Мессиану удалось создать свое уникальное пространство мышления, пронизанное энергиями времени, наполненное ритмическими пульсациями. Отдельные стороны этого мира покоятся на новейших представлениях в области физики, философии, астрономии, психологии; они отражают, фокусируют тот новый облик Вселенной, который усилиями ученых сложился за последние десятилетия.
Композитор вглядывается не только в настоящее и будущее. Он ищет опору в глубокой дали веков, в едином корне, тысячелетия назад питавшем культуры древнего мира. Внешняя экзотичность индийской ритмики предстает сущностным феноменом, лежащим у порога европейской цивилизации. Но основой основ духовного мира Мессиана остается христианская культура.
Вот почему семитомный «Трактат о ритме, цвете и орнитологии», несмотря на его незавершенность, является одним из фундаментальных теоретических сочинений второй половины XX века. Это не столько собственно теория ритма, сколько работа по теории композиции (а также по философии и эстетике музыки). Время и Ритм рассматриваются здесь в широчайшем контексте координат пространства (от макро- до микромира) и истории (от доисторических времен — к новейшим концепциям). Грандиозность построенного Мессианом научного «здания» впечатляет и в сравнении с другими работами по теории композиции XX века. Как исследование в области ритма, труд Мессиана беспреце-
[160]
дентен и уникален по значимости, по объему собранного материала. То, что он одним из первых ставит вопрос о роли ритма в музыкальной композиции, позволяет считать «Трактат...» подлинно новаторским исследованием. Новизна и необычность мессиановского подхода к музыке создали ему славу «великого индивидуалиста» (именно так характеризуют его некоторые музыковеды). Тогда он, вероятно, должен был бы остаться в истории гениальным одиночкой, своего рода «чудаком», стоявшим в стороне от генеральной линии развития музыки и не имевшим продолжателей. Между тем творчество Мессиана в области теории композиции послужило могучим толчком для новых поисков: его ученики (П. Булез, К. Штокхаузен, Я. Ксенакис) воспользовались наиболее плодотворными идеями, продолжив создание новой теории ритма, а также неклассической логики формообразования. Это позволяет относиться к теоретическому наследию Мессиана не как к области маргинальной экзотики, а как к стержневому явлению, определившему многие пути развития европейской музыки второй половины XX века.

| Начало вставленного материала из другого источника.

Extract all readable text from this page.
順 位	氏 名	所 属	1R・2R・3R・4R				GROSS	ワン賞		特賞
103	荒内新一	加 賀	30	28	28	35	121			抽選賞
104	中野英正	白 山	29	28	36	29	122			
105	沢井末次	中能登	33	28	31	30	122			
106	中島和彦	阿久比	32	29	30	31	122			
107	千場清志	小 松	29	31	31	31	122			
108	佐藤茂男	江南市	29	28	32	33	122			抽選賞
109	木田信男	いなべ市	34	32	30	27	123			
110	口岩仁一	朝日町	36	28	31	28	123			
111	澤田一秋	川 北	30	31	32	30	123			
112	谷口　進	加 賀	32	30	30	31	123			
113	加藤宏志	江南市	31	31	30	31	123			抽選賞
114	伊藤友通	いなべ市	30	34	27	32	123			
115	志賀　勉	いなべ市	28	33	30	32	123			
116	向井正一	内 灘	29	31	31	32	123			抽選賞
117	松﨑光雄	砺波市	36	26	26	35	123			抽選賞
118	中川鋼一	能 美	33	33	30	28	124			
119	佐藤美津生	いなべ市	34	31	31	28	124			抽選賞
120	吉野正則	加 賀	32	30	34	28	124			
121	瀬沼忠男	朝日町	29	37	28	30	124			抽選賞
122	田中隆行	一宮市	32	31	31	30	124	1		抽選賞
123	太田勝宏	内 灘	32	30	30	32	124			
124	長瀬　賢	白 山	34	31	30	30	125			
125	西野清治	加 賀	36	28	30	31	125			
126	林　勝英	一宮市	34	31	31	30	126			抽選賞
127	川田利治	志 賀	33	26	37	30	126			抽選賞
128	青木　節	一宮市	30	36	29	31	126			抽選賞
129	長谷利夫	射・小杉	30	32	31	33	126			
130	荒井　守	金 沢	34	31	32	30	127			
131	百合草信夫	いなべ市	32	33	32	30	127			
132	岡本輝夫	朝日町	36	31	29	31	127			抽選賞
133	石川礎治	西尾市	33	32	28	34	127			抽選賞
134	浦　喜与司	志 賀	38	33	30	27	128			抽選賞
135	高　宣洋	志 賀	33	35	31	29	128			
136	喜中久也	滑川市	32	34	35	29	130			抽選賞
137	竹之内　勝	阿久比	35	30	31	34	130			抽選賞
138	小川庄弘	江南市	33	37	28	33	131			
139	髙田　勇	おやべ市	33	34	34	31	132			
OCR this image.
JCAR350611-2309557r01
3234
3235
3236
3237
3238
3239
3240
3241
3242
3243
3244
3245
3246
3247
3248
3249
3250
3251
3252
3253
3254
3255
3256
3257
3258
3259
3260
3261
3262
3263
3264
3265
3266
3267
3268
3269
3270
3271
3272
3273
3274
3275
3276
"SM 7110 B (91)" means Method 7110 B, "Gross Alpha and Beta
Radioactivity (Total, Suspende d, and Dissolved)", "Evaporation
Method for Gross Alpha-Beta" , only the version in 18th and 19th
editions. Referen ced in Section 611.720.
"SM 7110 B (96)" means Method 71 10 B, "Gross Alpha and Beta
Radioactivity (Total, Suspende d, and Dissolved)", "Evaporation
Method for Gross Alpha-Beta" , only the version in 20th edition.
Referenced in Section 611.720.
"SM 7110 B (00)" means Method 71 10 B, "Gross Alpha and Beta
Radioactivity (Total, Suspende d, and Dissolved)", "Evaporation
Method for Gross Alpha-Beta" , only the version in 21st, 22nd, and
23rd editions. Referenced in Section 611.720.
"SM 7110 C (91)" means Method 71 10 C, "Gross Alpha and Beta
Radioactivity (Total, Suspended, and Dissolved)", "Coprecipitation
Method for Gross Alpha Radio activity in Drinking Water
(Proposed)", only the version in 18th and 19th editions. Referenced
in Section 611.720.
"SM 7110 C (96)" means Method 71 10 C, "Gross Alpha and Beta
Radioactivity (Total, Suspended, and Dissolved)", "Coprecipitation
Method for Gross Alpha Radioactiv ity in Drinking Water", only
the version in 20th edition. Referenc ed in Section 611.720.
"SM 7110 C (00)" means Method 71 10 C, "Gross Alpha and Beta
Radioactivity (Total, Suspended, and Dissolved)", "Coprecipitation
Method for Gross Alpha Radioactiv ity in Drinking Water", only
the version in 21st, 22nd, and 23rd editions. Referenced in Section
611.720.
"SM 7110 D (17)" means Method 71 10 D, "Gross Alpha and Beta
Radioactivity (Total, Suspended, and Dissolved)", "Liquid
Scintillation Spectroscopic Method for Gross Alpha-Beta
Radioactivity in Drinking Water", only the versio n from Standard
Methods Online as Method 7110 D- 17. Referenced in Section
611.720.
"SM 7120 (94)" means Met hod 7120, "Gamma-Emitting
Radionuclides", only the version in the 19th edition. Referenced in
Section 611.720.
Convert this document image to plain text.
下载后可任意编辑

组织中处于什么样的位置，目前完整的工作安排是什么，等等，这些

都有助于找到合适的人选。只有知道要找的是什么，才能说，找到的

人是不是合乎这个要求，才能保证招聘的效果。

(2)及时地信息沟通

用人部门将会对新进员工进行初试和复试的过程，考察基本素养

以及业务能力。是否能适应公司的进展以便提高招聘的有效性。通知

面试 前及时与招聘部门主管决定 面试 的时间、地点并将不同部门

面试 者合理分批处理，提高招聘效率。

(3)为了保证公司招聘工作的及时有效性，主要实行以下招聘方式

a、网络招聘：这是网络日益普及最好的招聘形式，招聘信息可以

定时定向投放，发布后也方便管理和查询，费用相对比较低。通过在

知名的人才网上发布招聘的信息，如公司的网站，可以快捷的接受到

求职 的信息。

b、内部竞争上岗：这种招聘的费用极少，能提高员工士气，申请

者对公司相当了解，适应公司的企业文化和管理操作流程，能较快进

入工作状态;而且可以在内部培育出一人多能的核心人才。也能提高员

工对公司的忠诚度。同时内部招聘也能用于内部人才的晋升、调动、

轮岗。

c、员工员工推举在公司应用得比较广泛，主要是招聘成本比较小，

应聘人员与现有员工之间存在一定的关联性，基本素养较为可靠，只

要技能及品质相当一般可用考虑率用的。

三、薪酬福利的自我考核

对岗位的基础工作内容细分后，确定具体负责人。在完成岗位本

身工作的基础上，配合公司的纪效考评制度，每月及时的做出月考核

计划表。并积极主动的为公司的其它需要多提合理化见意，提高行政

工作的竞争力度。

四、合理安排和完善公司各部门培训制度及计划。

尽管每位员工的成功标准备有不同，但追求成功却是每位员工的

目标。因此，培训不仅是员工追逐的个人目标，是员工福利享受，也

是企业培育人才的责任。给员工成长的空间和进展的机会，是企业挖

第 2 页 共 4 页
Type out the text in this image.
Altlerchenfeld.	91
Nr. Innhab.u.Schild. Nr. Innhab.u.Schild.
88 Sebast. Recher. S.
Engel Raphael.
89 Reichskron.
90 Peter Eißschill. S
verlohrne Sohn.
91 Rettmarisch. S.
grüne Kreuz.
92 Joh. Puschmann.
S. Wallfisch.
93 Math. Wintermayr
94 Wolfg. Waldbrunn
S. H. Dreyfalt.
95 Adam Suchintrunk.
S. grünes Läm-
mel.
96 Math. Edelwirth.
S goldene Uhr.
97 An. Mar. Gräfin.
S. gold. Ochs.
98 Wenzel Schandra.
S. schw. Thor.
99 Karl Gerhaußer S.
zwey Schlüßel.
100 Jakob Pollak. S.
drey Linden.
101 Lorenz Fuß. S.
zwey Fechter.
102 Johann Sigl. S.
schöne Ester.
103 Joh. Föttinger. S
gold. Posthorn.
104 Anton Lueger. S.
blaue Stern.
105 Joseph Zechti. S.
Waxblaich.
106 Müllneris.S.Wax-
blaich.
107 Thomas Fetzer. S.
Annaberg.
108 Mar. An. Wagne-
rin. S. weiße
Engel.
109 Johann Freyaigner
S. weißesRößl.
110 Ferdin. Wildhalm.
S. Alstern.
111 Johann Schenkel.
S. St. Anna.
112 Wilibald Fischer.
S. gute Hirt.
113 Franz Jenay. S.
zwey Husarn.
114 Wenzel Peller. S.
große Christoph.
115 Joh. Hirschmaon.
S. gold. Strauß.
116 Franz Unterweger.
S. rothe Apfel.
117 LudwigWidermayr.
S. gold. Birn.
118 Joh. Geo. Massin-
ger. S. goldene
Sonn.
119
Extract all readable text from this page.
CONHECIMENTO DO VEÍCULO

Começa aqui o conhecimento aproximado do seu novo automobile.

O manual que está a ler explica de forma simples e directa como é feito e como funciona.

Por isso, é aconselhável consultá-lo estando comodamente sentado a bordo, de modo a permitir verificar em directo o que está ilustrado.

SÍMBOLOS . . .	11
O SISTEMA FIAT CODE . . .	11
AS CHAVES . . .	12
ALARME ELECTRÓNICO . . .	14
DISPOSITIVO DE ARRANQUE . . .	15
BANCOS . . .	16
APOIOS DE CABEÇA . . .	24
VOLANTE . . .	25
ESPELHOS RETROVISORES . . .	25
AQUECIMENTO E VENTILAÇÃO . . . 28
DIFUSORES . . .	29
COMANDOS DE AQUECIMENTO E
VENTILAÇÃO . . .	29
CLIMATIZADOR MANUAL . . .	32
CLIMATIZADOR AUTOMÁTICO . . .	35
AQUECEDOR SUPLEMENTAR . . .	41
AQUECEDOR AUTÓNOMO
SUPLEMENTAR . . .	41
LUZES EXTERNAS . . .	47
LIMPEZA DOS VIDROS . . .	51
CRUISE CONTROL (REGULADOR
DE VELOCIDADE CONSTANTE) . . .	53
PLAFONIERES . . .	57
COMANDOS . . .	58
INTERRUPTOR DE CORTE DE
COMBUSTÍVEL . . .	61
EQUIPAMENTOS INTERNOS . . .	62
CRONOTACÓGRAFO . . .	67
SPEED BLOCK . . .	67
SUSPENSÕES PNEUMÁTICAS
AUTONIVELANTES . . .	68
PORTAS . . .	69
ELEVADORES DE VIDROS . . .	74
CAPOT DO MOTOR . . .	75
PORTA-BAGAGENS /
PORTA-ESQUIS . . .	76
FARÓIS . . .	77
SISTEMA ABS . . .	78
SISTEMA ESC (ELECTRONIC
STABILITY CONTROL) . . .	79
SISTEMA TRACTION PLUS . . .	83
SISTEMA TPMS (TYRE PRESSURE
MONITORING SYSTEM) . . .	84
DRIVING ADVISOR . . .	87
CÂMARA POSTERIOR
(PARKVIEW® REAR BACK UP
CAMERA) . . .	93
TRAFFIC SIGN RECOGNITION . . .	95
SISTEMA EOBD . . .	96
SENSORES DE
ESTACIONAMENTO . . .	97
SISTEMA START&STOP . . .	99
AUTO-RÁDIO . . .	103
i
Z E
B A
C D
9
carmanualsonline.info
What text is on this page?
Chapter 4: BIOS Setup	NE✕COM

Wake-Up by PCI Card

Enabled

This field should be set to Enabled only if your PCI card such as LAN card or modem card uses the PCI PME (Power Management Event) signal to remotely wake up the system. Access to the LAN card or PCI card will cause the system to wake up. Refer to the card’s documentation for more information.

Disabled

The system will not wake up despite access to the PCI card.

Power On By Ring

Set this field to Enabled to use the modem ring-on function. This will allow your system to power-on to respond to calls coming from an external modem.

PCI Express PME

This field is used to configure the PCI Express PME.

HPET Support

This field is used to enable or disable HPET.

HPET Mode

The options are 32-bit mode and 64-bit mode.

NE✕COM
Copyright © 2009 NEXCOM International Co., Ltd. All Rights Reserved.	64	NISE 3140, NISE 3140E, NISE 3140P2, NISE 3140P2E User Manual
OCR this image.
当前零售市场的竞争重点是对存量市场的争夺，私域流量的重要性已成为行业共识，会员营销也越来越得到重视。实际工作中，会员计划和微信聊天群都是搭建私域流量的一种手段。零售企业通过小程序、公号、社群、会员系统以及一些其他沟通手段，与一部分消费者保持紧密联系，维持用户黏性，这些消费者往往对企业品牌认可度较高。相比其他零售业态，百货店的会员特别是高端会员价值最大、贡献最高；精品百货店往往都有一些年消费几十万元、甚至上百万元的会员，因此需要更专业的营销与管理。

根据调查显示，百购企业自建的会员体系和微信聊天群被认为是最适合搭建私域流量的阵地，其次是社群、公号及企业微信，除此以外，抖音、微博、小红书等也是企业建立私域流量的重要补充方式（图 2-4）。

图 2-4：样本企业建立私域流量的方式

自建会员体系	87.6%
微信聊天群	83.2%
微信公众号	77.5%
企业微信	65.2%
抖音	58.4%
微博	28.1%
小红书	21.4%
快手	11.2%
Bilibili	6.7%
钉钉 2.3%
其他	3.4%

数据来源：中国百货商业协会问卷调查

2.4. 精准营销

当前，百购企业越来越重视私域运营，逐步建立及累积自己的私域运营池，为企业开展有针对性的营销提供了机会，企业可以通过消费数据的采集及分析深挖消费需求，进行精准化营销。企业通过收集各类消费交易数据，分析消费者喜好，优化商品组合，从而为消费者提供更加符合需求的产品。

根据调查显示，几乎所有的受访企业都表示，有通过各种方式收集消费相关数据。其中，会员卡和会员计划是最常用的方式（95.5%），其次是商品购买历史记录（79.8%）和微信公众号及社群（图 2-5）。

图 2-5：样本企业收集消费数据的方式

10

Опубл.: Век Мессиана. Сб. статей. (Научные труды МГК им. П.И.Чайковского, сб. 69). – М., 2011. – С. 154-160.
[1] Messiaen О. Traite de rythme, de couleur, et d’ornitologie. T. VII. Paris, 2002. P. 97.
[2] Мескалин — одно из психотропных средств, содержащееся в кактусе пейот. Эффект от воздействия мескалина описывается в литературных произведениях К. Кастанеды, О. Хаксли, С. Кинга, X. Томпсона.
[3] Холопов Ю. Н. Мерсенн // Музыкальная энциклопедия. Т. 3. М., 1976. Ст. 553.
[4] Messiaen О. Traite de rythme, de couleur, et d’ornitologie. Т. I. Paris, 1994. P. 41.
[6] Ценова В. С. Числовые тайны Софии Губайдулиной: монографическое исследование. М., 2000. С. 14-15.
[7] Слово «гештальт» (нем. Gestalt) означает «целостное нечто», «форма», «структура», «конфигурация»; супер-гештальт означает предельную обощенность представления о целостности времени как феномена.
[8] Понятие «время» было введено в музыку М. Хауптманом в работе «О природе гармонии и метрики» (1853; см.: Притыкина О. И. Музыкальное время: его концептуальность, структуры, методы исследования. Дис. ... канд. иск. Д., 1985. С. 197).
[9] Гершкович Ф. О музыке. М., 1991. С. 318.